In ‘The Last Word’ movie Shirley MacLaine, a retired successful business woman entertains suicide due to boredom and isolation, fruit of her compulsive controlling character which exiled and estranged her from family, colleagues and potential friends. Obituaries in her newspaper rudely waken her to the pile of rubble and wrecked relationships her death will leave behind. So, she aims to manipulate her memory by employing the obit’ writer (Amanda Seyfried) to prepare her tribute before she kicks the bucket. The heart warming tale leads to the realisation that real, honest, loving, caring relationships is what one wants to have a life distilled to. What will your life, my life, our lives add up to?

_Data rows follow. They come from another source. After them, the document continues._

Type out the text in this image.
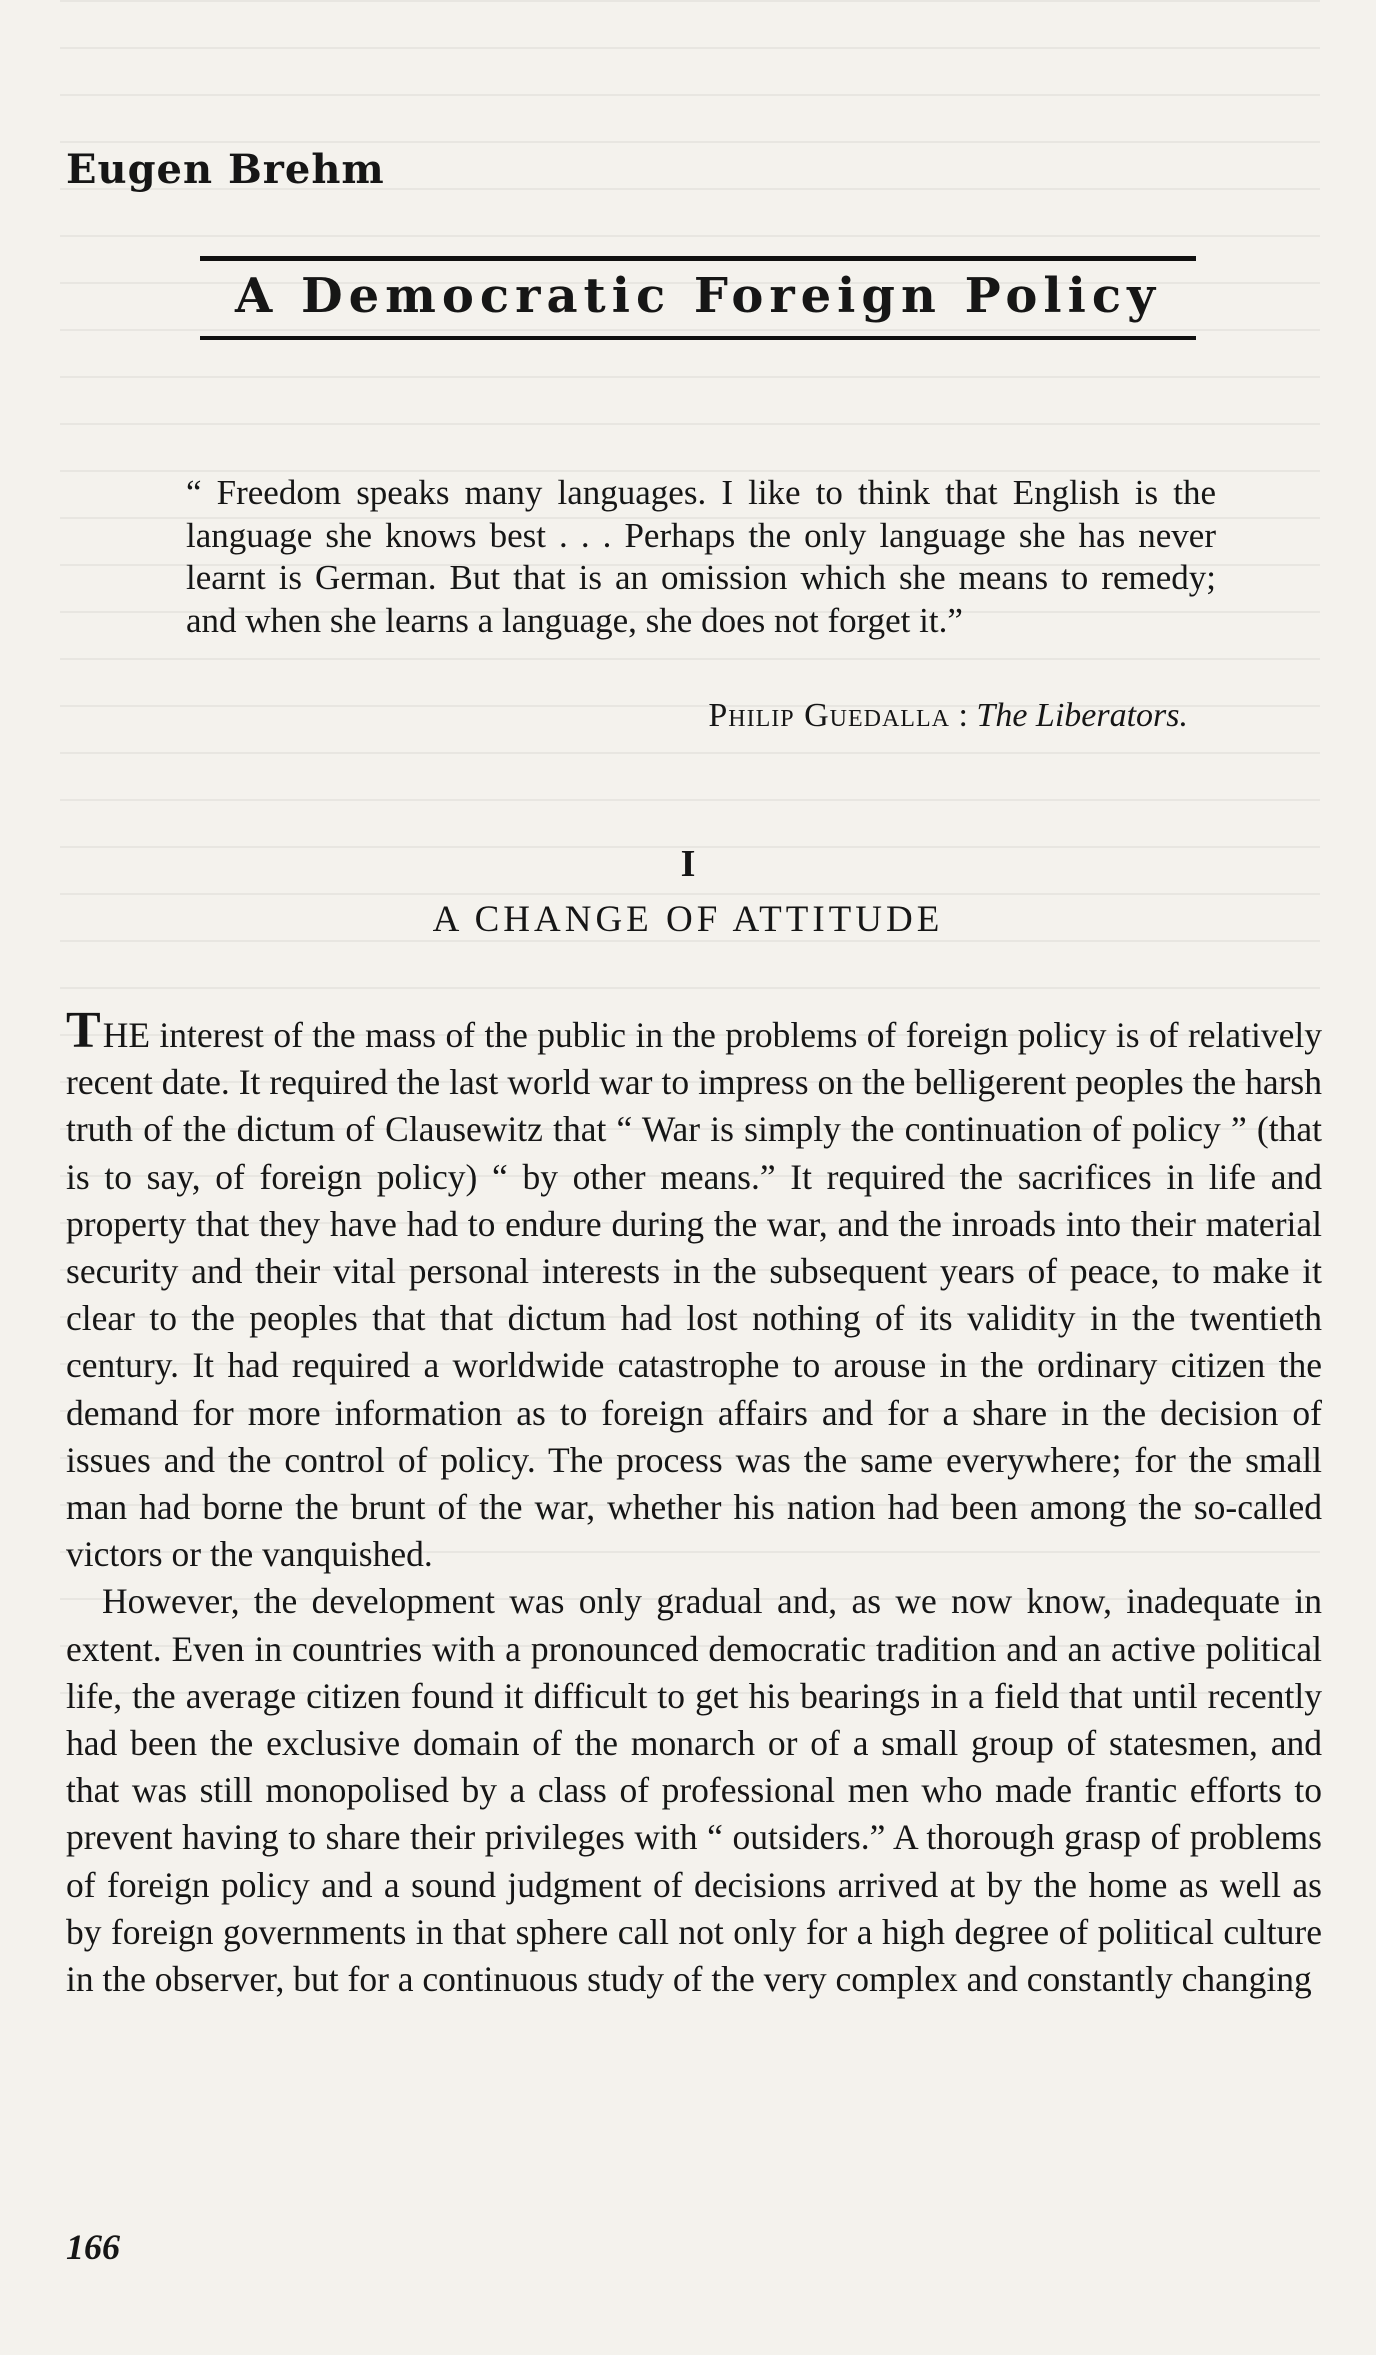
Eugen Brehm
A Democratic Foreign Policy

“ Freedom speaks many languages. I like to think that English is the language she knows best . . . Perhaps the only language she has never learnt is German. But that is an omission which she means to remedy; and when she learns a language, she does not forget it.”

Philip Guedalla : The Liberators.
I
A CHANGE OF ATTITUDE

THE interest of the mass of the public in the problems of foreign policy is of relatively recent date. It required the last world war to impress on the belligerent peoples the harsh truth of the dictum of Clausewitz that “ War is simply the continuation of policy ” (that is to say, of foreign policy) “ by other means.” It required the sacrifices in life and property that they have had to endure during the war, and the inroads into their material security and their vital personal interests in the subsequent years of peace, to make it clear to the peoples that that dictum had lost nothing of its validity in the twentieth century. It had required a worldwide catastrophe to arouse in the ordinary citizen the demand for more information as to foreign affairs and for a share in the decision of issues and the control of policy. The process was the same everywhere; for the small man had borne the brunt of the war, whether his nation had been among the so-called victors or the vanquished.

However, the development was only gradual and, as we now know, inadequate in extent. Even in countries with a pronounced democratic tradition and an active political life, the average citizen found it difficult to get his bearings in a field that until recently had been the exclusive domain of the monarch or of a small group of statesmen, and that was still monopolised by a class of professional men who made frantic efforts to prevent having to share their privileges with “ outsiders.” A thorough grasp of problems of foreign policy and a sound judgment of decisions arrived at by the home as well as by foreign governments in that sphere call not only for a high degree of political culture in the observer, but for a continuous study of the very complex and constantly changing

166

“As parents feel for their children, God feels for those who fear him.
He knows us inside and out, keeps in mind that we’re made of mud.
Men and women don’t live very long; like wildflowers they spring up and blossom, But a storm snuffs them out just as quickly, leaving nothing to show they were here. God’s love, though, is ever and always, eternally present to all who fear him, Making everything right for them and their children as they follow his Covenant ways and remember to do whatever he said.”
(Psalm 103:13-18 / MSG)

Human life is but a blink in history. What’ll be left once you’re reduced to ashes or buried? God’s Word here suggests that opening to God’s Love can teach us to love and be loved forever. Jesus Christ confirms this, that ‘In Christ’ we are promised a lasting legacy, a life, not reduced to rubble, rather renewed by God’s everlasting sacrificial love.

“So, no matter what I say, what I believe, and what I do, I’m bankrupt without love.

Love never gives up. Love cares more for others than for self.
Love doesn’t want what it doesn’t have. Love doesn’t strut, doesn’t have a swelled head, doesn’t force itself on others, isn’t always “me first,” doesn’t fly off the handle, doesn’t keep score of the sins of others, doesn’t revel when others grovel, takes pleasure in the flowering of truth, puts up with anything, trusts God always, always looks for the best, never looks back, but keeps going to the end.”